Here's a combinatorial proof of this fact, picked from
Andrews, George E., Identities in combinatorics. I: On sorting two ordered sets, Discrete Math. 11, 97-106 (1975). ZBL0301.05006.
(On a side note, check out the other parts of "Identities in Combinatorics").
I'm a fan of combinatorial facts, and that one can prove complex binomial identities using counting devices is fascinating.
We begin with the following setup : let $S = \{s_1<s_2<\ldots<s_{n+m}\}$ be a set (of real numbers, say) of size $n+m$. Let $S_1,S_2$ be subsets of $S$, such that $|S_1| = n, |S_2| = m$ (Note : $S_1,S_2$ need not be disjoint). Suppose that $S_1 = \{s_1^1<s^1_2 < \ldots < s^1_n\}$ and $S_2 = \{s^2_1 < s^2_2 < \ldots < s^2_m\}$.
Consider the $n$ smallest elements of the union $S_1 \cup S_2$. The intersection of this set with $S_2$ is our quantity of interest, that we call the "intermingling coefficient". Note that the intermingling coefficient is between $0$ and $\min\{n,m\}$.
The set of $n$ smallest elements of $S_1 \cup S_2$ will be called the intermingling set in this answer. When intersected with $S_2$, the cardinality of that set will be the intermingling coefficient.
Examples : Suppose $S = \{1,2,3,\ldots, 10\}$, $n=6,m=4$, and $S_1 = \{2,3,4,5,6,8\}$ and $S_2 = \{3,4,5,7\}$. Then, $S_1 \cup S_2 = \{2,3,4,5,6,7,8\}$. The six smallest elements are $\{2,3,4,5,6,7\}$, this is the intermingling set. Of these, four belong to $S_2$ so the intermingling coefficient is $4$.
On the other hand, suppose that $S,S_1$ are as above but $S_2 = \{1,8,9,10\}$. Then, $S_1 \cup S_2 = \{1,2,3,4,5,6,8,9,10\}$ and the six smallest numbers are $\{1,2,3,4,5,6\}$ (this is the intermingling set), of which only one belongs in $S_2$, hence the intermingling coefficient is $1$.
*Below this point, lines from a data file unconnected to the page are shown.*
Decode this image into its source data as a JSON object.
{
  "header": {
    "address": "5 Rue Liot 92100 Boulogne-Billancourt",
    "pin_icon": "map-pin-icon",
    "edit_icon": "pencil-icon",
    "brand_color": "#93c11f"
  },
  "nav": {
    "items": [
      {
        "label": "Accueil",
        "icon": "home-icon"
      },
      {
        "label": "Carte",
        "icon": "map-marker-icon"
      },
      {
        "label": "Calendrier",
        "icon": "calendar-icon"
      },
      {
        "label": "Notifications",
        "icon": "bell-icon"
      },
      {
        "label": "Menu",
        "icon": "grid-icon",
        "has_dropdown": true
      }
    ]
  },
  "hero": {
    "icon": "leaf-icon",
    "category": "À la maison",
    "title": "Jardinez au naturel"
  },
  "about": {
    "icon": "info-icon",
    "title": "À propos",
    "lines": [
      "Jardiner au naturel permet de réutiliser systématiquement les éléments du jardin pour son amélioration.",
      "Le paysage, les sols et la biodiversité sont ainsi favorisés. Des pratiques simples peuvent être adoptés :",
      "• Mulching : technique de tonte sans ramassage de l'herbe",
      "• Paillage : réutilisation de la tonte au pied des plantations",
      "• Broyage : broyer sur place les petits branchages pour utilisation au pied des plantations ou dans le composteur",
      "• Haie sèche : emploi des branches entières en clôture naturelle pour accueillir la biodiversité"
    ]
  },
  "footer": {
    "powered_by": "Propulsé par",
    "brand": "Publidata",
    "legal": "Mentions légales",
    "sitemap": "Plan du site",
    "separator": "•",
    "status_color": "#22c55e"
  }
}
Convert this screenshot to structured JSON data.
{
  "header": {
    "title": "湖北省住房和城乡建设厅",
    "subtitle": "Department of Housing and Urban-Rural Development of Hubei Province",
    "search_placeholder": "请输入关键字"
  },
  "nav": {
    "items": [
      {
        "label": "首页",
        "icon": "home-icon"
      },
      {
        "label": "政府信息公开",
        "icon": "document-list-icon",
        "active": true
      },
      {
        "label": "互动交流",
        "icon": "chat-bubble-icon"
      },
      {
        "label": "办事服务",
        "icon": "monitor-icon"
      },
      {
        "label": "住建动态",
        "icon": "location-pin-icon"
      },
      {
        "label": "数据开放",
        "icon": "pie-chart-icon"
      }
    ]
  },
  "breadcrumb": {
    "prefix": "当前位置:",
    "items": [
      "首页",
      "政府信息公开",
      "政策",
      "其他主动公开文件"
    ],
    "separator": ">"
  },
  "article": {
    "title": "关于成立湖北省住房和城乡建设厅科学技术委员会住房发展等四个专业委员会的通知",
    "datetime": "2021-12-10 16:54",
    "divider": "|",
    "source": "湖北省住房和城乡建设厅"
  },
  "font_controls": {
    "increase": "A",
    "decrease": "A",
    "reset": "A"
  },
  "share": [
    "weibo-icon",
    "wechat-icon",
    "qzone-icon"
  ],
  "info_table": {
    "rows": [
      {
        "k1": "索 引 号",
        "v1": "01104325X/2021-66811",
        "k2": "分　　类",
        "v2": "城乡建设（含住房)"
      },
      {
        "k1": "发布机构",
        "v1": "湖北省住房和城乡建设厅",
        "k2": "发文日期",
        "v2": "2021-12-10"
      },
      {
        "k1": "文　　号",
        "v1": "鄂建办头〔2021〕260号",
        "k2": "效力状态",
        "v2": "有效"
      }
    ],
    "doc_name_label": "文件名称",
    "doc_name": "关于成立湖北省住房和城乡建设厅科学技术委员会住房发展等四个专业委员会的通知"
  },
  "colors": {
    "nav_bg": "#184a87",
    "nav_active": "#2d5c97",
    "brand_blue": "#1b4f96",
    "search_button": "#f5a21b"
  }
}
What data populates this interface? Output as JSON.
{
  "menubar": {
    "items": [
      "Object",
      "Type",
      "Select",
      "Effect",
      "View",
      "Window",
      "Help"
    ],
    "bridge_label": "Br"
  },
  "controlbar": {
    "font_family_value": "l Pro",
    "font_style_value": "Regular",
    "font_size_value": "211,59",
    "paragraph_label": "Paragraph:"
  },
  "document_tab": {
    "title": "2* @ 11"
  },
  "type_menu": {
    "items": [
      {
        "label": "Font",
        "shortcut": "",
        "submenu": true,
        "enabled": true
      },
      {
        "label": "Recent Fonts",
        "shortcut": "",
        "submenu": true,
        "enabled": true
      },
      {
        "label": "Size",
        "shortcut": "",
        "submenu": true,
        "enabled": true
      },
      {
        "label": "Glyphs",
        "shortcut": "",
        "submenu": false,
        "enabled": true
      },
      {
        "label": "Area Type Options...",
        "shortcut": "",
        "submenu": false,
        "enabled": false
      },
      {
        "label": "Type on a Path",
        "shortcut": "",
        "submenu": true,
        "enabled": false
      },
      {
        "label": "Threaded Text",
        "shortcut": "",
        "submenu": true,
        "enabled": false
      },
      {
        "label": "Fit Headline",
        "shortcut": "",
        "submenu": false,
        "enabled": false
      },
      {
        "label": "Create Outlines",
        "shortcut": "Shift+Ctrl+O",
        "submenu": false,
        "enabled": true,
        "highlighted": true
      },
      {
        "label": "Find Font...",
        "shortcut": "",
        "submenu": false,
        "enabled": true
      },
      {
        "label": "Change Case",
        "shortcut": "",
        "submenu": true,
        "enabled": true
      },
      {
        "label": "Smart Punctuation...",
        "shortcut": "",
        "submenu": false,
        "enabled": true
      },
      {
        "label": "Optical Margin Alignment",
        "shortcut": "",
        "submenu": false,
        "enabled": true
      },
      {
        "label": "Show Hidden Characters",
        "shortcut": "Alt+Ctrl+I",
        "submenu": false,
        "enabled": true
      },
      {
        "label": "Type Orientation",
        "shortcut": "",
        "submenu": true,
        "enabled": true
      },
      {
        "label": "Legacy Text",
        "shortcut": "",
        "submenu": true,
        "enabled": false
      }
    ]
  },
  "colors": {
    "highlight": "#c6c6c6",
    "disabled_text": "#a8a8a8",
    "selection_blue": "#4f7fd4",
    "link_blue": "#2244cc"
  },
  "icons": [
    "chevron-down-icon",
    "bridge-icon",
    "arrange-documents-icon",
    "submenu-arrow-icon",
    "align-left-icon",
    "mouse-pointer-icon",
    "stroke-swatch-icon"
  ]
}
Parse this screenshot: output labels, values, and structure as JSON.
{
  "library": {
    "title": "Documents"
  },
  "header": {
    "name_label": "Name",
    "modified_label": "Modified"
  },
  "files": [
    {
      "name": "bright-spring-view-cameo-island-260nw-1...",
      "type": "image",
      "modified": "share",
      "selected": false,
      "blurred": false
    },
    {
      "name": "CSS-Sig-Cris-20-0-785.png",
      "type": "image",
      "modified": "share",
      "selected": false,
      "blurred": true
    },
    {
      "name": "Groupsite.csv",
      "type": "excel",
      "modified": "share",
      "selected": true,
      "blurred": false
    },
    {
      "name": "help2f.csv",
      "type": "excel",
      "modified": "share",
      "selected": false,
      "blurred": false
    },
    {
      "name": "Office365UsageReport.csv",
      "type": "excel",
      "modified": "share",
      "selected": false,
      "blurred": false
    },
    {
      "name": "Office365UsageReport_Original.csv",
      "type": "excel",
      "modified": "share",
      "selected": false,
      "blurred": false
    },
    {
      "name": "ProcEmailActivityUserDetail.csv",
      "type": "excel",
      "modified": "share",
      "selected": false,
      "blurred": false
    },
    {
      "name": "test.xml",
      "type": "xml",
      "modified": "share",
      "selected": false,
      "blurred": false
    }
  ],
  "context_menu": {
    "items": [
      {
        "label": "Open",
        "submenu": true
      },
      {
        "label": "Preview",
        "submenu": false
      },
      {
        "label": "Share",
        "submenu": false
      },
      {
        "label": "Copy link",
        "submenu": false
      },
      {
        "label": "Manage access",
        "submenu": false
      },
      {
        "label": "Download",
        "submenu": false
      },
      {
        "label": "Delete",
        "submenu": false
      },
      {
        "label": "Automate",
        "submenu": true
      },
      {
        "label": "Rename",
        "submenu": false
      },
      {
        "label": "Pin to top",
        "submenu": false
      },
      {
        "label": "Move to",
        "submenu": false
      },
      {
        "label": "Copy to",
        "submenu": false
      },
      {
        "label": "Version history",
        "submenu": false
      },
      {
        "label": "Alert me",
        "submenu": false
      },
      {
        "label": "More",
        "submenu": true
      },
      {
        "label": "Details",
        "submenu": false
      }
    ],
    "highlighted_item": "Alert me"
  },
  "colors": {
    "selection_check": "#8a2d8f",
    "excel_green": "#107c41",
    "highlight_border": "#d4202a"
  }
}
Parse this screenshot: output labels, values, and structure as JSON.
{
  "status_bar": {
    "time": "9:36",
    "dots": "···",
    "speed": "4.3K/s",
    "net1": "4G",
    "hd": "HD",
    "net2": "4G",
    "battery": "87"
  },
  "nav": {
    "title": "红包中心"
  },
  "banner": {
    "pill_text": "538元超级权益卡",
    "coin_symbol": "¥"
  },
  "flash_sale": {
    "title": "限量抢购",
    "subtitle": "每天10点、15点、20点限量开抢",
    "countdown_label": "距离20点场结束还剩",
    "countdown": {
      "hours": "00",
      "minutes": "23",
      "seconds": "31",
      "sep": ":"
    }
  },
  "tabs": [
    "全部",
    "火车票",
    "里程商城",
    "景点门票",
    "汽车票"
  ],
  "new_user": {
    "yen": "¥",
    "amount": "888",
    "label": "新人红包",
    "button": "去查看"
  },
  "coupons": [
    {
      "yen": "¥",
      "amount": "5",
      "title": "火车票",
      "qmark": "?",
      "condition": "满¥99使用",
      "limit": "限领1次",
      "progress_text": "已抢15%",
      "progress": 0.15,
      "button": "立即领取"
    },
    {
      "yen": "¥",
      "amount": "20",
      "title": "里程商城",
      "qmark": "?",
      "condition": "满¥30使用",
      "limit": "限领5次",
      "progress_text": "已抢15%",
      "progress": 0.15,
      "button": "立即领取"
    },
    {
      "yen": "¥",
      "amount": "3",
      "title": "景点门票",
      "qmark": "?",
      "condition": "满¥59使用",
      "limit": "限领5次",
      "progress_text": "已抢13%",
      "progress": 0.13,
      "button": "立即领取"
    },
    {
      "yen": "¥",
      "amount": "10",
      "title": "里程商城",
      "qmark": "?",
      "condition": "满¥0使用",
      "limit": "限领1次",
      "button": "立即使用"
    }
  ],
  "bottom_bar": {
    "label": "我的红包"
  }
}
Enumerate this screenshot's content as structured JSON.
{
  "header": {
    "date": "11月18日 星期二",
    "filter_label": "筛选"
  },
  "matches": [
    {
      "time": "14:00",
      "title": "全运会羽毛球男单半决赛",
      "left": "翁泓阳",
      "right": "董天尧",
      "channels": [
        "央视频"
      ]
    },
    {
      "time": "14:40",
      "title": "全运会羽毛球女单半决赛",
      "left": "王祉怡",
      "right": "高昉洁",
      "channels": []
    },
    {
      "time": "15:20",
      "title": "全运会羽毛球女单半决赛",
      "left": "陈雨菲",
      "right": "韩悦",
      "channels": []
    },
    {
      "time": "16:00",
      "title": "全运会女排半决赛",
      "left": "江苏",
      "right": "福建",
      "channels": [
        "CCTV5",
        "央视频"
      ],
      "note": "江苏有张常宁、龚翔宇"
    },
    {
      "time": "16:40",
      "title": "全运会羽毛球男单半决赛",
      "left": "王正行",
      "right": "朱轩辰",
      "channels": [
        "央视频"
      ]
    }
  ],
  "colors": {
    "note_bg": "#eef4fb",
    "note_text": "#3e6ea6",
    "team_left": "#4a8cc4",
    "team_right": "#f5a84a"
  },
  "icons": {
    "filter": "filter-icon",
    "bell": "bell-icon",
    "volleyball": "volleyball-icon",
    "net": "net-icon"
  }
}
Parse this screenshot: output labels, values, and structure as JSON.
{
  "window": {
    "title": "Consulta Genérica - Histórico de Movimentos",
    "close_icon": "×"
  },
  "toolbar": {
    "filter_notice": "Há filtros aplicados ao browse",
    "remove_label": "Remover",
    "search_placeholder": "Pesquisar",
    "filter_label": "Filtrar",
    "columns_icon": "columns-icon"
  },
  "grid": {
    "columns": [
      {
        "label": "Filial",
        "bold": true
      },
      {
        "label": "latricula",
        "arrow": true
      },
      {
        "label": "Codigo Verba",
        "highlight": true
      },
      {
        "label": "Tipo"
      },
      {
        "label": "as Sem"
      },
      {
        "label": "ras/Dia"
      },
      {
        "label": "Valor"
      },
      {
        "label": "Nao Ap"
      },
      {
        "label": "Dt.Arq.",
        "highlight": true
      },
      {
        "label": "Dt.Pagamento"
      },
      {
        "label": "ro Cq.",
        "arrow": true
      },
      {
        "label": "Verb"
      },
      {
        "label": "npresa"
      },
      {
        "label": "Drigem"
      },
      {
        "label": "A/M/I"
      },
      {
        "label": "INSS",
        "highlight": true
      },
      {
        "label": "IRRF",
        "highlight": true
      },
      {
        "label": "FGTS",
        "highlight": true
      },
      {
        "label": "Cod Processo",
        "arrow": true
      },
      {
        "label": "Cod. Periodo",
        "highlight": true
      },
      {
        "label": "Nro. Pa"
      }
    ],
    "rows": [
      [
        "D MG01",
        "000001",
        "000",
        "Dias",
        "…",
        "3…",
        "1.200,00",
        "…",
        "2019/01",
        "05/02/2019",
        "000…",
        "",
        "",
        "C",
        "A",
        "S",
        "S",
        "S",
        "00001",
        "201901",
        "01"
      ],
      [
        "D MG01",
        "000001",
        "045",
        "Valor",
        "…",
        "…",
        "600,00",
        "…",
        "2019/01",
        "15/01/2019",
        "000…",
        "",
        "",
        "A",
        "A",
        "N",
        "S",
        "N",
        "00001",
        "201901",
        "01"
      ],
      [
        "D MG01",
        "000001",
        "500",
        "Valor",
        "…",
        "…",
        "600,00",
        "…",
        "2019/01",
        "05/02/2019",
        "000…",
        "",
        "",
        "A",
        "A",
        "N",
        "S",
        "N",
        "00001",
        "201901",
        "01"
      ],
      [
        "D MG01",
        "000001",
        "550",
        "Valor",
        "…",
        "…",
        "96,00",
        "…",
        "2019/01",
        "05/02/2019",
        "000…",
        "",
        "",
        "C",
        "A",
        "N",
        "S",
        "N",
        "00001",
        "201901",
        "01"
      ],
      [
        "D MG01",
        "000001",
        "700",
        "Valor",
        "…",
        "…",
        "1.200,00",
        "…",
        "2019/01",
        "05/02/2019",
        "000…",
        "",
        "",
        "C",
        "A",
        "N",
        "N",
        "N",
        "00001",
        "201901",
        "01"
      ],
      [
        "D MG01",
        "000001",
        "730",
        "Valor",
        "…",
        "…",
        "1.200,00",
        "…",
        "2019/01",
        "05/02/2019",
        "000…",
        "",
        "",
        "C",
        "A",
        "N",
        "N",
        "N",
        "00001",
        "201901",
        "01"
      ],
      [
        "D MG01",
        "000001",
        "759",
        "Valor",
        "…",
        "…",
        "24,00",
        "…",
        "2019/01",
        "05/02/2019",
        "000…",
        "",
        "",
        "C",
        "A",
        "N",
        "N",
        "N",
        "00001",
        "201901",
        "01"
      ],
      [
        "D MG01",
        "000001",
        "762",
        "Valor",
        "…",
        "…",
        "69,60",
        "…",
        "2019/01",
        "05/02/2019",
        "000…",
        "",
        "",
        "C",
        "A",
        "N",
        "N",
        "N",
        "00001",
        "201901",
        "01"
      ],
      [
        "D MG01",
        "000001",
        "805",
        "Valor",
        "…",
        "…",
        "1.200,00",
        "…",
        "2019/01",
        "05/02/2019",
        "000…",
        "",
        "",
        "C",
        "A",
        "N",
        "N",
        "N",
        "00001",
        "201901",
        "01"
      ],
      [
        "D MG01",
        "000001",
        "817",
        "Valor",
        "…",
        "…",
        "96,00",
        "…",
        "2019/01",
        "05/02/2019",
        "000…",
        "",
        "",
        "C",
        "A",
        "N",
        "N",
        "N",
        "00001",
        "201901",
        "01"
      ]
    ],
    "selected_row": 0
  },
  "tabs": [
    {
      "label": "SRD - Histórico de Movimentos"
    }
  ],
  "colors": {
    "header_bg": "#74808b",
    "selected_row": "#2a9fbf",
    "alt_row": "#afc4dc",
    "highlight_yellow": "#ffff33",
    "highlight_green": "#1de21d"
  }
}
We will prove our identity by counting the number of ways we can pick a pair of subsets $S_1$ and $S_2$ from $S$, such that $|S| = m+n,|S_1| = n,|S_2| = m$.
Indeed, since $|S| = m+n$ and $|S_1|=n,|S_2|=m$, one way of doing this is to treat the choice of $S_1,S_2$ as independent choices, and then combine those. That leads to $\binom{m+n}{n}$ choices of $S_1$ and $\binom{m+n}{m}$ choices for $S_2$, hence an answer of $\binom{m+n}{n}\binom{m+n}{m}$.
The other way : we will , for each $0 \leq k \leq \min(n,m)$, find the number of pairs of subsets $|S_1|=n,|S_2| = m$ with intermingling coefficient $k$.
Lemma : Given $|S| = m+n$, the number of pairs of subsets $S_1,S_2$ with $|S_1|=n,|S_2|=m$ having intermingling coefficient $k$, (where $0 \leq k \leq \min(n,m)$ equals $$
\binom{m}{k}\binom{n}{k} \binom{m+n+k}{k}
$$
As you can see, this proves the identity because if $k>n$ or $k>m$ then that particular term of the "infinite" sum is $0$. Thus the infinite sum terminates at $\min(n,m)$.
The main claim behind the proof
Suppose that $S = \{s_1<s_2<\ldots<s_{m+n}\}$. We will use a device originally due to Golomb to create sets that have intermingling coefficient $k$, for a fixed $k$.
Let $s_{m+n}<x_1<x_2<\ldots<x_k$ be a choice of $k$ real numbers, $0\leq k \leq \min(m,n)$. We will replace these later on with elements of $S$. Let $S' = S \cup\{x_1,x_2,\ldots,x_k\}$. Pick a subset $T$ of size $m+n$ from $S'$. This can be done in $\binom{m+n+k}{m+n} = \binom{m+n+k}k$ ways.
Suppose that $T$ is arranged in ascending order, so that $T = \{a_1<\ldots < a_n < b_1 < \ldots < b_m\}$ (so that it has $m+n$ total elements). Let $T_0 = \{a_1,\ldots,a_n\}$ and $T'_0 = \{b_1,\ldots,b_m\}$.
These sets have size $n$ and $m$ respectively, but as written they have intermingling coefficient $0$ by choice. Therefore, we must do two things at this point. One is to make them mingle by exchanging elements. The second, is to get rid of the extra $x_i$s.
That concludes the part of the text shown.